Town may limit use of LED signs in windows of businesses in Blythewood

BLYTHEWOOD – The Blythewood Planning Commission voted at its regular monthly meeting last week to recommend that town council approve two text amendments to the Town’ sign ordinance. The amendments to Chapter 155 of Blythewood’s Code of Ordinances would provide a definition for window signs and also address the use of window signs that use LED lighting.

“LED strip lighting has become more common, not just here necessarily, but across unincorporated Richland County and Columbia,” Town Administrator Carroll Williamson said. “All commercial buildings in Blythewood go before the Board of Architectural Review and it’s really affected how the town is being developed,” he said.

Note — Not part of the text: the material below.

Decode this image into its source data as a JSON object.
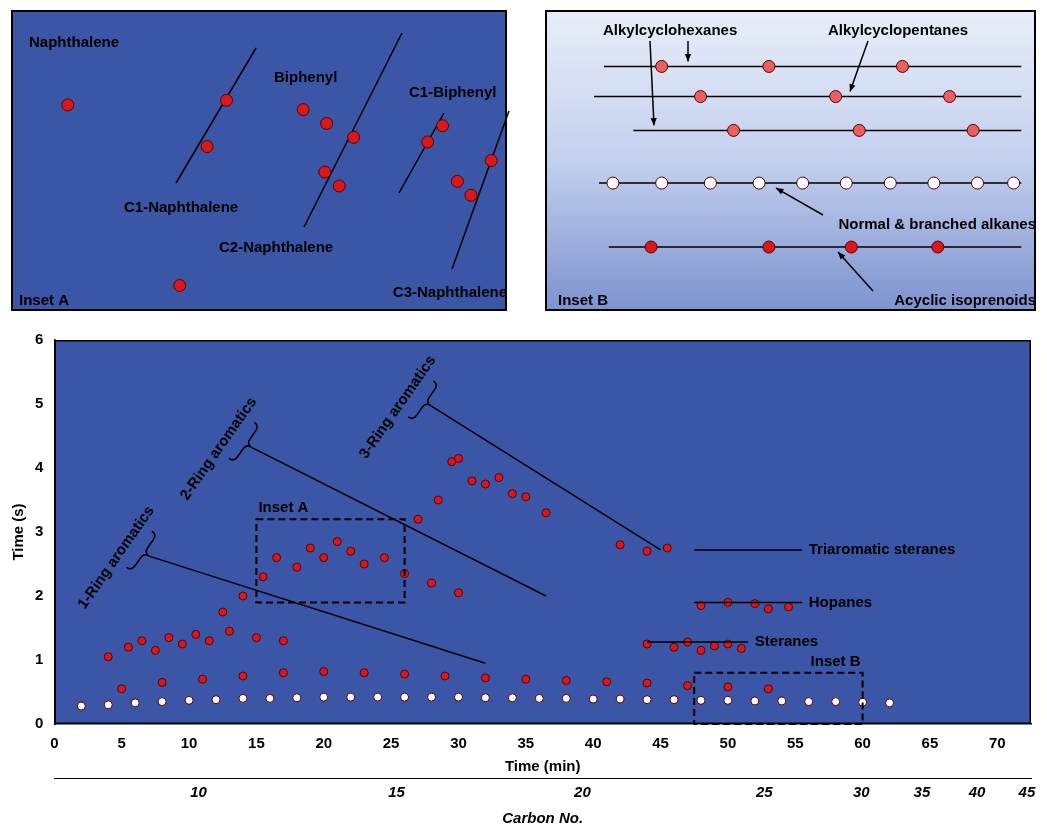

“Bright, colorful LED lights are really not in keeping with the traditional look that has been the focus of the BAR review and it really stands out like a sore thumb,” Williamson continued. “Rather than wait for all of this to come to Blythewood, we thought we would go ahead and head it off.”

If the Blythewood town council agrees with staff and the planning commission, then Chapter 155 of Blythewood’s Code of Ordinances will be amended to include the definition of a window sign as, “one affixed to the interior or exterior of a window or placed immediately behind a window pane.”

The Commission also voted to add a section to the ordnance exempting window signs from the permit requirements in Section 155.429 of the Town’s sign ordinance providing they do not include LED strip lighting or similar lighting material except for incidental signs less than four square feet in size, such as an ‘open’ sign, or as seasonal holiday lighting between Thanksgiving and New Year’s Day.